The tax leviathan is always hungry, but now it is deep in debt its appetite for taxes has reached a fever pitch in almost every developed economy.
As politicians have found that the imposition of higher taxes has not been raising as much revenue as expected, they have turned their attention to arresting any drain of financial and economic resources to low-taxing jurisdictions.
Some of these efforts are being co-ordinated through the Paris-based Organisation for Economic Co-operation and Development, which, on behalf of advanced-country member states, has been promoting an international tax harmonisation agenda.
A notable aspect of the OECD's efforts has been identifying so-called tax havens, that is jurisdictions that impose low or no income taxes in efforts to attract foreign capital, and exerting pressure on them to disclose which individuals and corporations hold assets in their territories.
Several such jurisdictions have succumbed to threats of prospective financial and other sanctions, by signing multilateral or bilateral agreements with high-taxing countries over the exchange of personal and financial information.
Recently Australia announced a revised tax treaty with an OECD country ironically seen by many as a tax haven, Switzerland, and in so doing hopes that breaking down Swiss financial privacy provisions will rake in more Australian revenues to help fill a substantial budget deficit.
The persecution of tax havens by the OECD and its members represents only one link in a chain of efforts by governments to discourage individuals and companies from availing themselves of the full benefits of tax competition.
Multinational corporations have been especially targeted by national tax authorities seeking to identify what they label as ''aggressive tax planning'' aimed at reducing effective tax liabilities in high-taxing economies.
In egregious subversions of the rule of law, governments have paraded companies, such as Apple and Google, in front of parliamentary ''star chamber'' inquiries to compel them to explain their global corporate tax payments, despite a lack of evidence suggesting such companies are engaging in illegal tax-evasion.
Watchdogs and investigation units, such as Project Wickenby in Australia, have also been set up to endlessly hound selected high-wealth individuals, such as Paul Hogan, about their international financial dealings and tax payments.

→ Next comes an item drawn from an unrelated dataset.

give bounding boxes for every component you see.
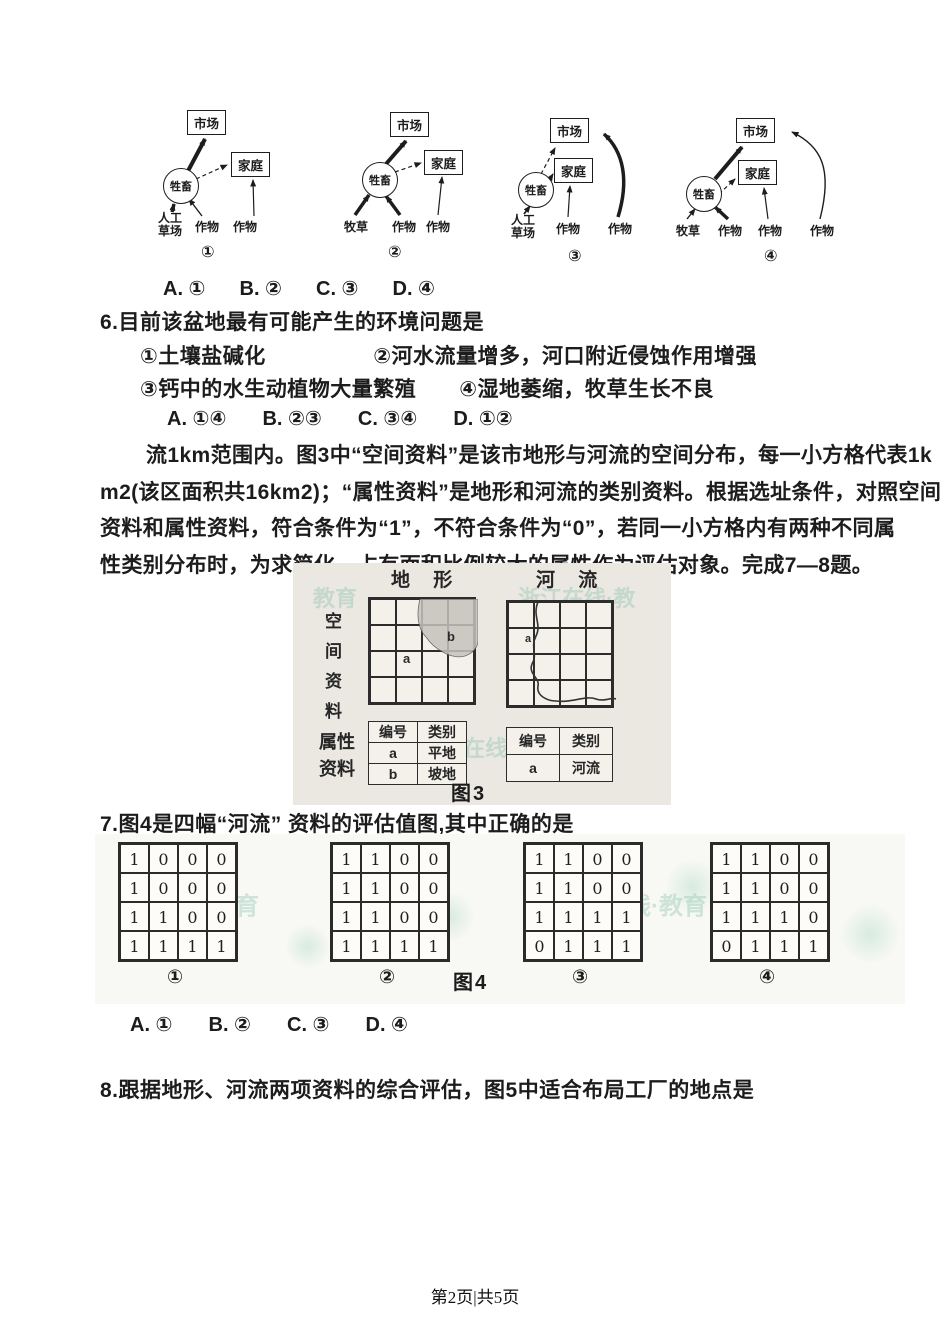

Official campaigns against tax competitiveness have been complemented by arguments from certain academics, think tanks and media commentators blaming the present parlous state of Western public-sector budgets on past reductions in the tax burden.
In Australia, the Parliamentary Budget Office last week released a study suggesting that the federal structural budget surplus had been declining since the mid-2000s on the back of income tax cuts pursued by the Howard and Rudd governments.

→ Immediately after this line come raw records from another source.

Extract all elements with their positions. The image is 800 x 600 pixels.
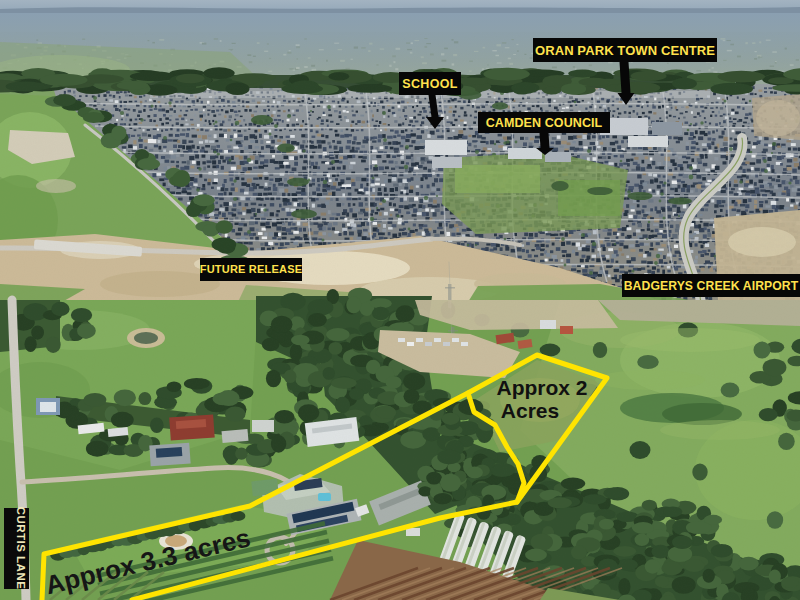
svg-text:FUTURE RELEASE: FUTURE RELEASE <box>200 263 302 275</box>
svg-text:Acres: Acres <box>501 399 559 422</box>
svg-text:CAMDEN COUNCIL: CAMDEN COUNCIL <box>486 116 603 130</box>
svg-text:Approx 2: Approx 2 <box>496 376 587 399</box>
svg-text:SCHOOL: SCHOOL <box>402 77 457 91</box>
svg-text:CURTIS LANE: CURTIS LANE <box>15 507 27 590</box>
svg-text:ORAN PARK TOWN CENTRE: ORAN PARK TOWN CENTRE <box>535 43 715 58</box>
svg-text:BADGERYS CREEK AIRPORT: BADGERYS CREEK AIRPORT <box>624 279 799 293</box>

The Green-affiliated Australia Institute recently claimed that the federal budget would be in surplus today if John Howard had not instigated tax reductions, while Treasurer Wayne Swan lamented he might have achieved budget surpluses if the ratio of taxation to GDP were higher today.
These perspectives not only serve to deflect attention away from the more important contribution of expenditure increases, such as growth in welfare payments, to a deteriorating budget, but ignore that the past tax cuts barely compensated, if at all, for ''bracket creep'' pushing taxpayers into higher tax brackets.
Recent attacks on tax havens, financial and economic mobility by individuals and corporations, and the legacy of previous tax cuts, which all feed into a policy climate of aversion to tax competition, are of great concern on civil and economic liberty grounds.
Tax havens and other low-taxing jurisdictions serve an important role in restraining the worst fiscal excesses of high-taxing jurisdictions elsewhere, not least because people and companies can move their financial and other assets to hedge against fiscal exploitation or public-sector inefficiency.
Financial privacy helps secure people's confidential information from the tax leviathan and criminal elements alike, and, as US economist Daniel Mitchell notes, allows ethnic, religious and other minorities in unfree countries to avoid the threat of expropriation through oppressive tax arrangements.
Tax competition among advanced countries over the past three decades, including a reduction in the top Australia marginal income tax rate from 62 per cent in 1980 to 45 per cent today, played a crucial role in facilitating global economic growth by promoting entrepreneurship, increasing investment and enhancing labour supplies.
Retreating from further international tax competition eliminates the discipline required of politicians to reduce public-sector expenditures as part of their budgetary rescue operations.
The belief that more revenues can be procured, by violating financial privacy or dragging major companies to political show trials, also deprives advanced countries of the growth opportunities they themselves could attain by joining the global low-tax club.
Everyone, from the humble labourer to the wealthy corporate chief executive, has an interest in tax competition and to resist calls for higher taxes, especially when the hunger pangs of overspending, heavily indebted national tax leviathans are heard in unison.